Lorsque le système de surveillance national d’un État met en évidence un événement sanitaire inhabituel ou inattendu, ce dernier est tenu à une obligation de notification à l’Organisation mondiale de la santé (OMS) d’une situation pouvant constituer une urgence de santé publique de portée internationale1. Dans le cas de l’épidémie de Covid-19, le comité d’urgence de l’OMS s’est prononcé en ce sens le 30 janvier 2020, et sa recommandation a été suivie le jour même par le directeur général2 de l’OMS. À ce moment-là de la crise, on ne sait que peu de choses sur ce nouveau virus et l’heure est au recueil et à l’échange de données grâce à la fragile coopération mobilisant États, organisations internationales3 et acteurs scientifiques. En interne, la chronologie des événements suffit à mettre en perspective la vitesse à laquelle des décisions ont dû être prises par les autorités françaises et les incertitudes entourant cette épidémie obligeant le Conseil d’État à se faire « juge de l’urgence et des solutions immédiates, dans un contexte changeant »4. Devant une situation exceptionnelle et pour faire face à l’aggravation de l’épidémie, l’exécutif a déclaré l’état d’urgence sanitaire dès le 24 mars sur le fondement d’une loi votée la veille5. Ce dispositif peut être déclaré par décret en conseil des ministres « en cas de catastrophe sanitaire mettant en péril, par sa nature et sa gravité, la santé de la population »6 et autorise le Premier ministre à prendre par décret diverses mesures listées par la loi telles que des restrictions de circulation, l’interdiction de quitter son domicile (confinement), interdire ou limiter les rassemblements, ordonner la fermeture de certains établissements7… autant de restrictions qui ont rythmé le quotidien des Français pendant plusieurs mois et illustrant la mise en œuvre d’une police administrative spéciale : la police sanitaire d’urgence8.

Durant la crise sanitaire, le rôle du juge du référé-liberté9 a été d’apprécier la nécessité des mesures prises au regard de l’impératif de protection de la santé des citoyens dans un contexte en constante évolution et au regard de données soumises au manque de recul et à l’évolution des connaissances sur le sujet. Le juge est souvent tenu d’avoir recours à des données permettant de fonder la légitimité de ses décisions et par la même, une forme d’acceptabilité de celles-ci10 puisque c’est de la motivation de la décision dont il est question. Comme le souligne la Cour européenne des droits de l’Homme, la motivation des décisions est le corollaire indispensable du principe de bonne administration de la justice11, la motivation imposant à celui qui prend la décision la rigueur d’un raisonnement fondé sur des arguments objectifs et constituant une véritable exigence qualitative dans la mesure où elle constitue un des meilleurs gages contre l’arbitraire12.
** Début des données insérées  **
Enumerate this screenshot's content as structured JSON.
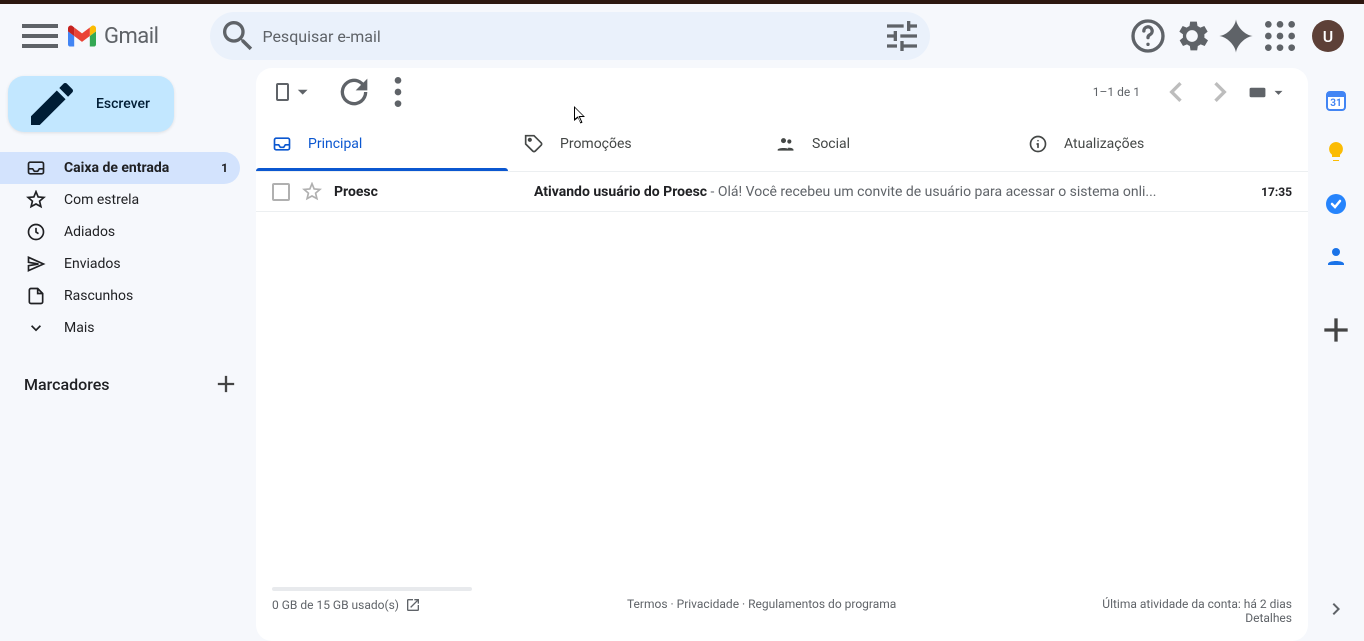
{
  "header": {
    "brand": "Gmail",
    "search_placeholder": "Pesquisar e-mail",
    "avatar_letter": "U"
  },
  "compose_label": "Escrever",
  "nav": [
    {
      "label": "Caixa de entrada",
      "count": "1",
      "icon": "inbox",
      "active": true
    },
    {
      "label": "Com estrela",
      "icon": "star"
    },
    {
      "label": "Adiados",
      "icon": "clock"
    },
    {
      "label": "Enviados",
      "icon": "send"
    },
    {
      "label": "Rascunhos",
      "icon": "draft"
    },
    {
      "label": "Mais",
      "icon": "expand"
    }
  ],
  "labels_header": "Marcadores",
  "toolbar": {
    "pager": "1–1 de 1"
  },
  "tabs": [
    {
      "label": "Principal",
      "icon": "inbox-tab",
      "active": true
    },
    {
      "label": "Promoções",
      "icon": "tag"
    },
    {
      "label": "Social",
      "icon": "people"
    },
    {
      "label": "Atualizações",
      "icon": "info"
    }
  ],
  "mails": [
    {
      "sender": "Proesc",
      "subject": "Ativando usuário do Proesc",
      "snippet": " - Olá! Você recebeu um convite de usuário para acessar o sistema onli...",
      "time": "17:35"
    }
  ],
  "footer": {
    "storage": "0 GB de 15 GB usado(s)",
    "terms": "Termos",
    "privacy": "Privacidade",
    "program": "Regulamentos do programa",
    "activity": "Última atividade da conta: há 2 dias",
    "details": "Detalhes",
    "sep": " · "
  }
}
Si l’on peut aisément distinguer la preuve qui sert à établir qu’un fait est avéré13 de la donnée, élément connu qui sert de base à un raisonnement ou de point de départ à une recherche14, le recours aux données scientifiques en matière de santé n’a donc pas vocation à établir une vérité mais à faire état d’une connaissance acquise sur un sujet, et pour celui qui nous occupe, en matière sanitaire. Elles s’intègrent donc au sein d’une catégorie plus large de données empiriques qui reposent sur une systématisation d’observations revêtant une forme d’objectivité scientifique15. Pour autant et alors même que le juge a besoin de s’appuyer sur des données concrètes pour éclairer ses décisions, l’état des connaissances sur un sujet est susceptible de varier au fil du temps et cela est d’autant plus vrai lorsqu’il est question de virus encore inconnus ou de vaccins nouvellement mis sur le marché.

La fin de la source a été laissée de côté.